Rudolph took off his apron, tossed it on the counter over the salt cod he had been freshening for tomorrow night’s supper, and started out of the room.
“Where are you going?” Irwinson asked. His voice was suddenly too high. It trembled. Donny Keegan went right on furiously peeling potatoes the size of Nerf footballs down to potatoes the size of Spalding golfballs, his dank hair hanging in his face.
THUD! THUD! THUD- THUD-THUD!
Rudolph didn’t answer Irwinson’s question, and by the time he hit the second-floor stairs, he was nearly running. It was hard times in Indiana, work was scarce, and Sunlight Gardener paid cash.

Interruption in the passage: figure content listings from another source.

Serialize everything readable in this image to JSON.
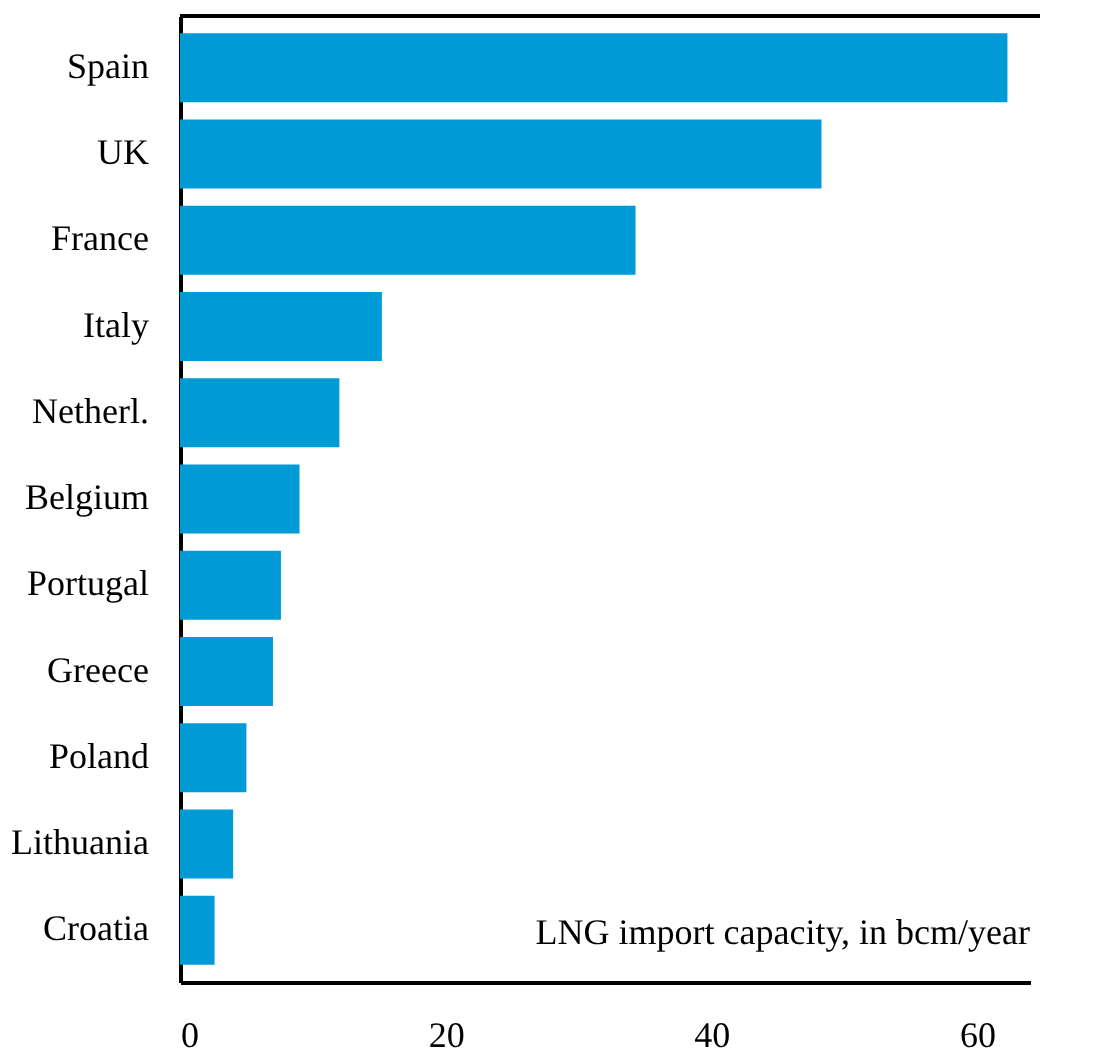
{
  "chart_data": {
    "type": "bar",
    "orientation": "horizontal",
    "categories": [
      "Spain",
      "UK",
      "France",
      "Italy",
      "Netherl.",
      "Belgium",
      "Portugal",
      "Greece",
      "Poland",
      "Lithuania",
      "Croatia"
    ],
    "values": [
      62.3,
      48.3,
      34.3,
      15.2,
      12.0,
      9.0,
      7.6,
      7.0,
      5.0,
      4.0,
      2.6
    ],
    "color": "#009bd6",
    "xlim": [
      0,
      64
    ],
    "xticks": [
      0,
      20,
      40,
      60
    ],
    "grid": false,
    "annotations": [
      "LNG import capacity, in bcm/year"
    ]
  }
}
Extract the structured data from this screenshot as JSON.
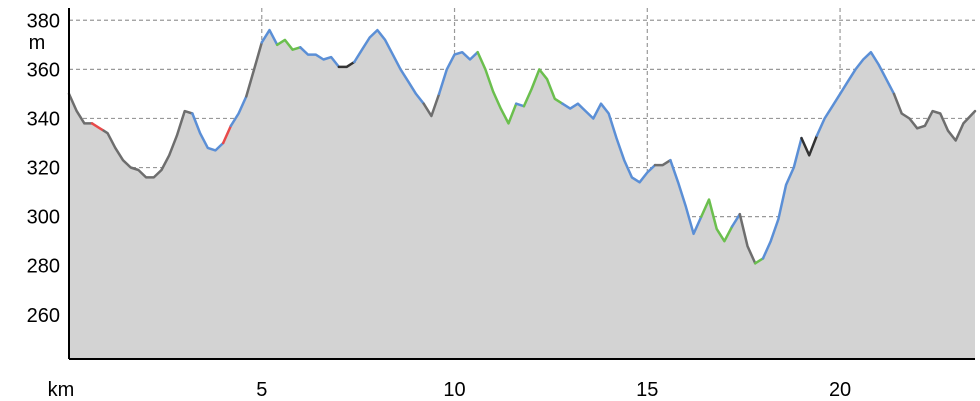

All the same, Rudolph had begun to wonder if the time to look for a new job had not come, could you say get me outta here.
5
THUD!
The bolt at the top of the Box’s Dutch-oven-type door snapped in two. For a moment there was a dark gap between the Box and the door.
Silence for a time. Then:
THUD!
The bottom bolt creaked, bent.
THUD!
It snapped.
The door of the box creaked open on its big, clumsy homemade hinges. Two huge, heavily pelted feet poked out, soles up. Long claws dug into the dust.
Wolf started to work his way out.
6
Back and forth the flame went in front of Jack’s eyes; back and forth, back and forth. Sunlight Gardener looked like a cross between a stage hypnotist and some old-time actor playing the lead in the biography of a Great Scientist on The Late Late Show. Paul Muni, maybe. It was funny—if he hadn’t been so terrified, Jack would have laughed. And maybe he would laugh, anyway.
“Now I have a few questions for you, and you are going to answer them,” Gardener said. “Mr. Morgan could get the answers out of you himself—oh, easily, indubitably!—but I prefer not to put him to the trouble. So . . . how long have you been able to Migrate?”
“I don’t know what you mean.”
“How long have you been able to Migrate to the Territories?”